For those who argue for conservative nonoperative management of these lesions in asymptomatic patients, despite the high incidence of infection, we have seen two cases of unsuspected pulmonary blastomai. We feel the risks of recurrent infection and possible malignancy outweigh the risks of intervention if a thoracoscopic approach is used in an institution with a large experience in these procedures.
Mark Davenport
Comment
This chapter offers an insight into a multiplicity of congenital intrathoracic pathology areas stretching from intrauterine life to adolescence from the perspective of the earliest years of the twenty-first century. There are things which have changed and some which have remained the same. There has been a fashion for an all-enveloping title for all these things – congenital thoracic malformation (CTM) or congenital pulmonary airway malformation (CPAM); indeed that they are all interlinked in some way [29]. While this gives the sense that there may be common progenitors there are enough dissimilarities within each pathological sector to retain clinical nomenclature – e.g. sequestrations (ICD 9th 748.5) are clinically, observationally, radiologically distinct from the cystic adenomatoid malformation (CCAM) (ICD 9th – 748.4) and this should still be the discerning clinician’s focus.

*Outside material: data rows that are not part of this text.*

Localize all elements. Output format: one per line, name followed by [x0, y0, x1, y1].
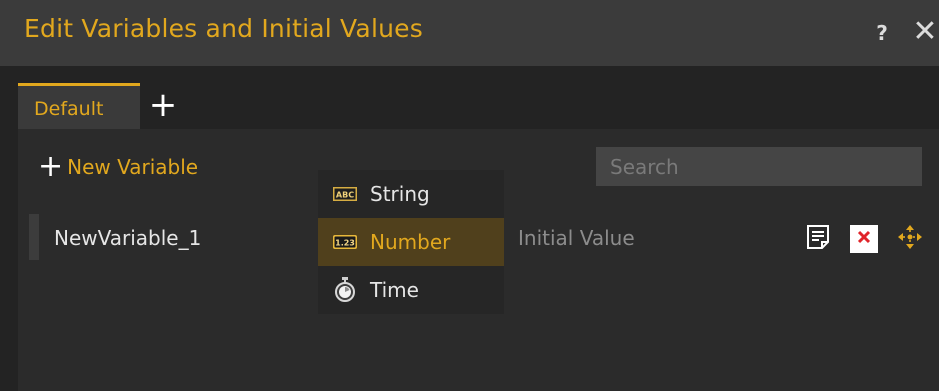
type-option-number[interactable]: 1.23 Number: [318, 218, 504, 266]
type-option-label: Time: [370, 278, 419, 302]
initial-value-input[interactable]: Initial Value: [518, 226, 635, 250]
tab-default[interactable]: Default: [18, 83, 140, 129]
move-button[interactable]: [895, 224, 925, 254]
help-button[interactable]: ?: [872, 18, 892, 48]
number-123-icon: 1.23: [332, 232, 358, 252]
title-bar: Edit Variables and Initial Values ? ✕: [0, 0, 939, 66]
stopwatch-icon: [332, 277, 358, 302]
variable-name[interactable]: NewVariable_1: [54, 226, 201, 250]
move-arrows-icon: [897, 224, 923, 254]
note-icon: [806, 224, 830, 254]
tab-label: Default: [34, 98, 104, 120]
search-input[interactable]: [596, 147, 922, 186]
type-option-label: Number: [370, 230, 451, 254]
note-button[interactable]: [803, 224, 833, 254]
type-option-time[interactable]: Time: [318, 266, 504, 314]
window-title: Edit Variables and Initial Values: [24, 14, 423, 43]
abc-icon-text: ABC: [336, 191, 354, 200]
type-dropdown-list: ABC String 1.23 Number Time: [318, 170, 504, 314]
number-icon-text: 1.23: [335, 239, 355, 248]
add-tab-button[interactable]: +: [148, 88, 178, 122]
plus-icon: +: [38, 149, 64, 184]
close-button[interactable]: ✕: [912, 16, 938, 48]
type-option-label: String: [370, 182, 430, 206]
new-variable-button[interactable]: + New Variable: [38, 150, 198, 184]
type-option-string[interactable]: ABC String: [318, 170, 504, 218]
new-variable-label: New Variable: [67, 155, 199, 179]
row-drag-handle[interactable]: [29, 214, 39, 260]
delete-button[interactable]: [850, 225, 878, 253]
abc-string-icon: ABC: [332, 184, 358, 204]
delete-x-icon: [856, 229, 872, 249]
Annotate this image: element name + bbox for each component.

A major therapeutic advance are maternal steroids (usually betamethasone) which can influence outcome in fetuses with significant CCAM (both macro and microcystic) with remarkable effect. The Philadelphia group recently reported an updated experience (n = 43) with both single shot and repeated steroid courses in fetuses with large macrocystic CCAM at risk of or actually with hydrops [30]. Over 80% showed a diminution in lesion size and as a consequence an increase in survival proportions and a clear decrease in the need for fetal lung resection.
The debate over resection or intervention for the asymptomatic lesion still carries on with verve and vigor, certainly within the UK and Europe if not the USA. Our original meta-analysis showed that about 3% of asymptomatic lesions would develop symptoms within infancy and that elective surgery was safer and less prone to complications than emergency surgery [8]. Having decided to remove a lung lesion then the next question will be how and it is clear that many surgeons have adopted thoracoscopic techniques to do this. In the USA, around 50% of lung resections are now minimally invasive (Fig. 3.2.11) [31]. However, as a large multi-institutional study recently showed it is still not easy, not quick and the actual benefits in terms of reducing hospital stay have not been proven [32].
One of the perceived advantages of early resection is to minimise the risk posed from neoplastic change. While the magnitude of this risk is still unknown there have been some developments in the understanding of causation. The commonest neoplasm, bronchioloalveolar carcinoma (BAC), exists in two forms either mucinous (mBAC) or non-mucinous (nmBAC) and the corresponding cells of origin appear to be a mucus-producing glandular cell and a type II pneumocyte or Club (formerly Clara) cell respectively [32]. The development of BAC in Type 1 CCAM has been associated with an underlying K-ras point mutation [33].